How has the Korean church changed from then to now?
Koreans are a spiritual people and readily accepted the belief in Ha-Na-Nim (the “one” God). The nation is the most Christian nation in Asia with church buildings on every hilltop in every neighborhood and with many varieties of Christianity — including some that are indigenous to Korea. 
Early on, Churches of Christ in Korea were often deeply imbedded with the “pastor” system. Some of that still exists, but many have elders and deacons as well as pulpit preachers. As in the United States, congregations are autonomous, and interpretations of Scripture vary.
Instrumental music is found in some congregations, and the woman’s role is changing to allow women to be more active in ministry.
To me, the most significant change is that Koreans no longer need missionaries. Instead, their congregations are sending missionaries to China, Siberia and other parts of the world. 
In what ways was your faith tested on the mission field?
My faith grew more that it was tested. For example, it was difficult to be so far away from family in the States, especially when illness or death became an issue. Communication was difficult and transportation costs prohibitive. However, God always provided an answer, and that made my faith grow.
People do not always live up to expectations, and it was disappointing to see Christians fall away or become materialistic.  However, that is not unique to the mission field.
 
How can we teach our children to become missionaries?
Several years ago, I did a study in which I asked missionaries how they made the choice to become a missionary. Almost all of the answers had to do with contact with a real, live missionary. Those contacts told them that life as a missionary was challenging, exciting and fulfilling and encouraged them to make it their decision. I think that is why so many children of missionaries also become missionaries.
We teach our children to become missionaries through our example of reaching out to a lost and dying world. In today’s churches we have beautiful classrooms, excellent Bible school programs and good curriculum, but in many of those classrooms, there is little emphasis given to missions or evangelism. It is easy to spend on programs that serve us at home while missionaries return, or never leave, for lack of support.
 
How did your years on the mission field change you?

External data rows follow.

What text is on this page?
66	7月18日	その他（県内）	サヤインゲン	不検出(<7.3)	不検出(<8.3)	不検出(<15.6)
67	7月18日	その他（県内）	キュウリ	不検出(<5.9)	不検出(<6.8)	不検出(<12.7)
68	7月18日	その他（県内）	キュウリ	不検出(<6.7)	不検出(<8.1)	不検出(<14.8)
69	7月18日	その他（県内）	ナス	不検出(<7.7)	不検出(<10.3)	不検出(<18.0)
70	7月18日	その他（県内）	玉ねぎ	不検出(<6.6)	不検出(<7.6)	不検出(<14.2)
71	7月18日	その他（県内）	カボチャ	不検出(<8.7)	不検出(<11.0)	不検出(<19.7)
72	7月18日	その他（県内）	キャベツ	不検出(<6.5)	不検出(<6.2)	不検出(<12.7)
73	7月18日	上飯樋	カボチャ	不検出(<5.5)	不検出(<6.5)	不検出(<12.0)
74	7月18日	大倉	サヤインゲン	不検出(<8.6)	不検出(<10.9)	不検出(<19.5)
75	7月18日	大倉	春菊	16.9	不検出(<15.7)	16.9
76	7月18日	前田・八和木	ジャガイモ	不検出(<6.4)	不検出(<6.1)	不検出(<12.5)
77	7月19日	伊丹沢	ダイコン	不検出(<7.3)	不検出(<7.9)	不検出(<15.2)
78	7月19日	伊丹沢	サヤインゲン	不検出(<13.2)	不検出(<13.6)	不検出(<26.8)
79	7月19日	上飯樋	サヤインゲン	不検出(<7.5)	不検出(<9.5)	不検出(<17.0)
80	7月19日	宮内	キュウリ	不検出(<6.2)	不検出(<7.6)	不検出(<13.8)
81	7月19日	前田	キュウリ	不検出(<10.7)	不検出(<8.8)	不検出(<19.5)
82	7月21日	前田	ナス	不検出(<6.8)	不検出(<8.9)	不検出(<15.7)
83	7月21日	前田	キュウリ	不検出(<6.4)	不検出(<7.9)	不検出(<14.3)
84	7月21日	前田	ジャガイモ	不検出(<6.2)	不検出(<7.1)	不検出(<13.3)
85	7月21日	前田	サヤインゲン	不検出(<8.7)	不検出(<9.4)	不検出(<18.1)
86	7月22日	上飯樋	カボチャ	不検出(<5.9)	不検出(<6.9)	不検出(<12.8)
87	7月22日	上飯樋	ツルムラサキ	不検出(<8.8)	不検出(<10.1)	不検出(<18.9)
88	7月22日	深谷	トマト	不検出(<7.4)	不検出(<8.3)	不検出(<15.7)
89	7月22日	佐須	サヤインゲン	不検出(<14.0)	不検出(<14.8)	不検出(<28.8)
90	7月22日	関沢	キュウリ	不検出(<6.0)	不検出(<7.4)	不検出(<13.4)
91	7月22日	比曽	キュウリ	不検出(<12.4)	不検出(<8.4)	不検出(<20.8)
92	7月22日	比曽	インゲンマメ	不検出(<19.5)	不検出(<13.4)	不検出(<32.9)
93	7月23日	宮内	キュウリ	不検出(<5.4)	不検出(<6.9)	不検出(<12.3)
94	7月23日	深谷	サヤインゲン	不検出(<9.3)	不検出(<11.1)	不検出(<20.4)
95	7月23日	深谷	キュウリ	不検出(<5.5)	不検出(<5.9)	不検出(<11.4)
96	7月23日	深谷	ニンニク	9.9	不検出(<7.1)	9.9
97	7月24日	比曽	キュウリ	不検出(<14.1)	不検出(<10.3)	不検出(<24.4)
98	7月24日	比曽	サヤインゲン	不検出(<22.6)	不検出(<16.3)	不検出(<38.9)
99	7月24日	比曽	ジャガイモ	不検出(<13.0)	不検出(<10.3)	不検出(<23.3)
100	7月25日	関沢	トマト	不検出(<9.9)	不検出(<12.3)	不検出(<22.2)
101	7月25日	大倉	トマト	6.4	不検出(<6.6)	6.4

Korean Christians believe strongly in the power of prayer.  A visitor to your home would not start a conversation until he or she first prayed for you and your family — and there are not many nations that start the day at 5 a.m. with church bells calling people to morning prayer. That example made prayer a significant part of my life.
When you live and work in another culture, you learn that you do not have all the answers.  I think that is why learning is so important to me as Christian. It has also helped me to be less judgmental.

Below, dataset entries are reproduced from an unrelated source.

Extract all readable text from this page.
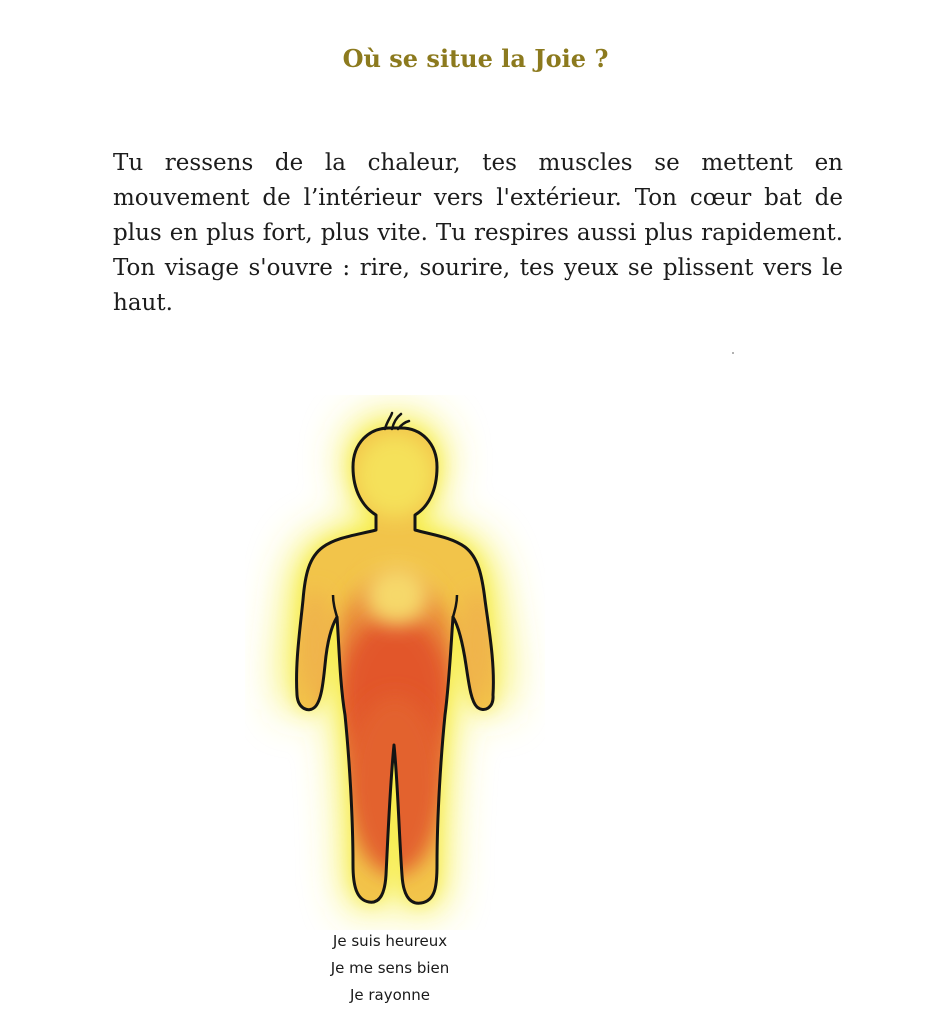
Où se situe la Joie ?

Tu ressens de la chaleur, tes muscles se mettent en mouvement de l’intérieur vers l'extérieur. Ton cœur bat de plus en plus fort, plus vite. Tu respires aussi plus rapidement. Ton visage s'ouvre : rire, sourire, tes yeux se plissent vers le haut.

Je suis heureux
Je me sens bien
Je rayonne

My husband was my greatest motivator and mentor. He not only encouraged me to find a ministry and to use my talents but often pushed me in directions that challenged me. My teaching at Korea Christian College started a career as a teacher educator, and my interest in women and culture produced a book used to train missionary women.
I think my life would have been very different had we not gone to Korea. I thank God for giving me Dan Hardin and sending us on a mission.